Jeśli wartości przestają być indywidualne, a zaczynają być intersubiektywne, zamieniają się w martwe nakazy i zakazy - to z wartościowaniem nie ma zupełnie nic wspólnego. Jak do cenienia opla corsy nigdy nikt nie przekona milionera. Nie pozna bowiem koszmaru wojny ten, kto nigdy w niej nie uczestniczył - choćby nawet miał najlepsze wyobrażenie o strachu.
Jeśli więc kościół ma być przekaźnikiem zakazów i nakazów, równie dobrze możemy biblią ustanowić kodeks wykroczeń karnych... Nowa wiara nie będzie się różniła strukturą od tej, forsowanej przez hierarchów religijnych.
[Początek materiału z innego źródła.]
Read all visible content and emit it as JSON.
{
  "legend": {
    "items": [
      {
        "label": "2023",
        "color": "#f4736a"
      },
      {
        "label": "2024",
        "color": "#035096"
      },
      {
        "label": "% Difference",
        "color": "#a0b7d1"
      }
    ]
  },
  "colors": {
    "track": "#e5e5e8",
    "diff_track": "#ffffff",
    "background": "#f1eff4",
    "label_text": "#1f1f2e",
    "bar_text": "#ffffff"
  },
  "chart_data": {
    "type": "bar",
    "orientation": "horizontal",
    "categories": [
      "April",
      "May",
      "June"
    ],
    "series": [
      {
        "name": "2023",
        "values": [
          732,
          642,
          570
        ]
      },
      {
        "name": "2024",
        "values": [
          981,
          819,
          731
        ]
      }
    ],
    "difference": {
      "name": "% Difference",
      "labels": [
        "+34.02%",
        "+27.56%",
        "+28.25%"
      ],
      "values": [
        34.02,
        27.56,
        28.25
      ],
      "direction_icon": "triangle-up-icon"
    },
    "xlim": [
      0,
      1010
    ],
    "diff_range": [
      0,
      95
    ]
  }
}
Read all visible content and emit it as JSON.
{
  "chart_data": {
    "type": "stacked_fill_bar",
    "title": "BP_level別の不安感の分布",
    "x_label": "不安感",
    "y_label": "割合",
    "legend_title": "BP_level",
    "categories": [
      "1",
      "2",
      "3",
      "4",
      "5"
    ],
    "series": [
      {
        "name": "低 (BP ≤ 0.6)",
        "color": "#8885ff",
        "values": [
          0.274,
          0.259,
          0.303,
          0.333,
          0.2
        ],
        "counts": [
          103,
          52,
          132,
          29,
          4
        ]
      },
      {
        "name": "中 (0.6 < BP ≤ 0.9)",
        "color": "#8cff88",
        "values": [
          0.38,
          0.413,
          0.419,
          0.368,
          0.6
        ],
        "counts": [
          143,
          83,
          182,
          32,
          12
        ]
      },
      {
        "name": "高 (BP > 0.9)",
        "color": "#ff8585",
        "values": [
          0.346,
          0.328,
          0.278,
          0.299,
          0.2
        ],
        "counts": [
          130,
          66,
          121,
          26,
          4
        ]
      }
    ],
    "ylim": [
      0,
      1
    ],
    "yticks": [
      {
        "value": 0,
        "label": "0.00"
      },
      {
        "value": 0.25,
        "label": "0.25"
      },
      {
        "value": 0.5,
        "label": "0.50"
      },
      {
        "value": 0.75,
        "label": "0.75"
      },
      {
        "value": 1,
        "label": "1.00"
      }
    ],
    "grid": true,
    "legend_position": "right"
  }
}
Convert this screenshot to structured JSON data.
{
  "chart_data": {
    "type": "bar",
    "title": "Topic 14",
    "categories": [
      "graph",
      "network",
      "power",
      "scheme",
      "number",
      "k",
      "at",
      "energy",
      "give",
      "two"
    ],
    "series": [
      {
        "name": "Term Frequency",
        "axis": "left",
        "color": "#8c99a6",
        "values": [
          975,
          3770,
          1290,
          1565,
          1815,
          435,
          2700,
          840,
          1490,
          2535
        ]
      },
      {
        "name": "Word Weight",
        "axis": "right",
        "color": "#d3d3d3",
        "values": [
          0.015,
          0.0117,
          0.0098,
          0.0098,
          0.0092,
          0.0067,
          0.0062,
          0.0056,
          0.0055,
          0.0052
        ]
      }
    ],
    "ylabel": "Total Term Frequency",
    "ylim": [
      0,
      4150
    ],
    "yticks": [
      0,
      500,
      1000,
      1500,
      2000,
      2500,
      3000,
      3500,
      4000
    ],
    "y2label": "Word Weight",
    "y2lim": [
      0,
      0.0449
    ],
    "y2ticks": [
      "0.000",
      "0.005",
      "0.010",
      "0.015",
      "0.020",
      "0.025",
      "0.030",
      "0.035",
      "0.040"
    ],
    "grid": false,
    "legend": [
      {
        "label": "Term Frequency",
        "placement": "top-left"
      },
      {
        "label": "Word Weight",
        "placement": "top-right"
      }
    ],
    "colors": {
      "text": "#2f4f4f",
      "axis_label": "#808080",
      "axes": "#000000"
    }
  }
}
Polska niewątpliwie nie jest - i nigdy nie była - nierozerwalnie związana z katolicyzmem. Gdyby tak w istocie było, wszędzie gwałceni byśmy byli symboliką katolicką - tak się jednak nie dzieje... Cóż... Przez ostatnie dwa miesiące nie słyszałam słowa "katolik", "kościół" i "ksiądz" - co jest ostatecznym dowodem na potwierdzenie mojej tezy. A skoro i ateiści, i teiści, i agnostycy mogą żyć w jednym społeczeństwie w symbiozie bez wzajemnej niechęci, niewątpliwie świadczy to o świeckości naszego kraju.

nanab

2015-03-04, 19:03
Patrz w lusterka, samochody są wszędzie!!

biglog

2015-03-04, 19:05
Uczyńcie sobie znak krzyża na zgodę czy zmolestujcie jakiegoś ministranta, ale skończcie już to pie**olenie.

extrachomik

2015-03-04, 19:16
Winny jest ostatni, reszta np. mówi że zachowała odległość a on w jednym słowie przyj***ł tak aż dotarło do motocyklisty :) co do Gharotief chyba skrzywdził cię jakiś katolik i jedziesz po całej wierze, np adwentyści, zieloni, protestanci itp. mają całkiem ok poglądy. Ty mieszasz religie katolicka ze wszystkim, w hameryce jeśli uważasz że katolicy maja największą władze to zacznij naprawde sie interesować polityką bo jak na dzień dzisiejszy to żydostwo ma moc...

Ko...........on

2015-03-05, 00:39
DLATEGO NIEUSTANNIE APELUJĘ - osobniki w podeszłym wieku (po 40_ce) powinny być poddawane obowiązkowym badaniom lekarskim i ewentualnie ze względu na zły stan zdrowia odbierać prawa jazdy. W tym wieku to już zerowy refleks i takaż reakcja na zdarzenie na drodze, te osobniki już przeważnie nie niedowidzą (bryle) i niedosłyszą (słuchawki uszowe) - ot taki 40letni typowy powolniak. My młodzi mamy refleks jak maczeta, dynamit w nogach, ołów w stopach, ułańską fantazję i komputery w głowach, które błyskawicznie analizują sytułacje i reagują kończynowo w manewrach drogowych.

~Velture

2015-03-05, 06:02
Nie wiem po ch*j karmicie trolla. Nie odzywajcie się, nie odpisujcie i po problemie.

Cytat:

Kto w tej sytuacji płaci z OC za stłuczkę? Ten ostatni za wszystkie pojazdy?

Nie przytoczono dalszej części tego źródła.